Kohler’s National Championship story begins with qualifying. In the first of two qualifying races, he finished third on the track then moved to second when one of the cars ahead of him was found to be over on the maximum power allowed. The second qualifying didn’t go so well, however.
“In the qualifying session before the qualifying race, my battery slid under its bracket and shorted out, so my car stalled and I didn’t get a single qualifying time,” Kohler explains. “I started at the back of the pack for the qualifying race and unfortunately wasn’t able to make it up too far. I had a great race with Brett Westcott – we battled it out toward the back of the pack, which was awesome. Brett and I were back and forth for most of that race and I ended up finishing sixth, I think. That put me third or fourth for the actual race on Sunday.”
William Chen scored the pole, but had trouble and wasn’t able to compete, helping Kohler’s cause. Although Kohler slid back a position at the start, two cars in front of him sliding off after contact helped him further.
“I caught up to the pack and it was me and Bruce [Pendleton] and Andrew [Kidd] and Timothy Reger. Andrew and I pulled ahead and we switched places…must have been three times. Andrew’s motor was smoking a bit at that point, but he didn’t seem affected. I was able to get by him at the end of the straight, but then he pulled off,” says the mechanical engineer from Michigan.
“From there on, for whatever reason, I thought I was in second place still.
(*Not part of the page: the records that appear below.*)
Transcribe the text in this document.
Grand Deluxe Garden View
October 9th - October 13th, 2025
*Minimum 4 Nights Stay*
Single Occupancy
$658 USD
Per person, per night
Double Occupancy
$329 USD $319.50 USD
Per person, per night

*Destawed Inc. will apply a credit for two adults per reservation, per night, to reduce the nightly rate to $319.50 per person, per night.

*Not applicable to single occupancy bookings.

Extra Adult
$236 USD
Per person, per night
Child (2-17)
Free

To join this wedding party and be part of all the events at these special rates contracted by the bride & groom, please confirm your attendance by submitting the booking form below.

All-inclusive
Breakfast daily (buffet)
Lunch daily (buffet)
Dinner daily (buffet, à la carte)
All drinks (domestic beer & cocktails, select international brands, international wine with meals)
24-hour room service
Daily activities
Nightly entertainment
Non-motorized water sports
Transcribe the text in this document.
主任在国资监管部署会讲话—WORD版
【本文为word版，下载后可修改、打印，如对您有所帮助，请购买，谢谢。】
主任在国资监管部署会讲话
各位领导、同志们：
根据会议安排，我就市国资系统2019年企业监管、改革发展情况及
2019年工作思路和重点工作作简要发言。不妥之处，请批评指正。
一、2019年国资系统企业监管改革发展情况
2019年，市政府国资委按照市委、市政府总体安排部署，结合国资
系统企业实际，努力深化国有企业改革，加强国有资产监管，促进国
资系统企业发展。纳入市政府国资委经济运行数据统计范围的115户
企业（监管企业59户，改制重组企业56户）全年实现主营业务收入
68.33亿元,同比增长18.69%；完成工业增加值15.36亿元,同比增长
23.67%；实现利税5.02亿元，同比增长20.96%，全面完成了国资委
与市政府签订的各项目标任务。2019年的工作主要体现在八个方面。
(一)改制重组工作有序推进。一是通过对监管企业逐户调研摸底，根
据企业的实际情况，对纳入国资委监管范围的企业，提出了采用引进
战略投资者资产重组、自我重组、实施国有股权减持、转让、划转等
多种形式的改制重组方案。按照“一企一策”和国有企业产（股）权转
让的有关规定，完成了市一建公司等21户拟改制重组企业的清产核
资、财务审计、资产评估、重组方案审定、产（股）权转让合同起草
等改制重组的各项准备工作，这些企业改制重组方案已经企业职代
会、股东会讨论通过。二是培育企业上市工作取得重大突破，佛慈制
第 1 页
There was another red Miata, just far enough ahead that I couldn’t read the class he was in. I spent the rest of the race chasing the guy that I though was in first place, not realizing that I was actually in first place! In impound, I noticed it was a PTD car, which meant I had been in first the last several laps.”
It was Kohler’s third championship, having won TTB and Honda Challenge last year. He says he switched to the Miata and PTE for 2013 because there were more competitors in the class, and the Miata is a lot cheaper to operate than his previous racecar.
The Performance Touring category in the National Auto Sport Association is a points-based category. Each car is assigned a base class, and each modification is given a certain number of points. Exceed a given point total, and your car moves up a class.
“You pick your points in the wisest way you can to make your car as fast as possible,” Kohler says. “It’s a strategy game to pick the parts you think, or you’ve tested and proven, will make you fastest.”
Kohler, in using his points for suspension and a limited slip differential, seems to have chosen wisely. Coupled with skilled driving and staying out of others’ troubles, it made him a National Champ – whether he knew it at the time or not.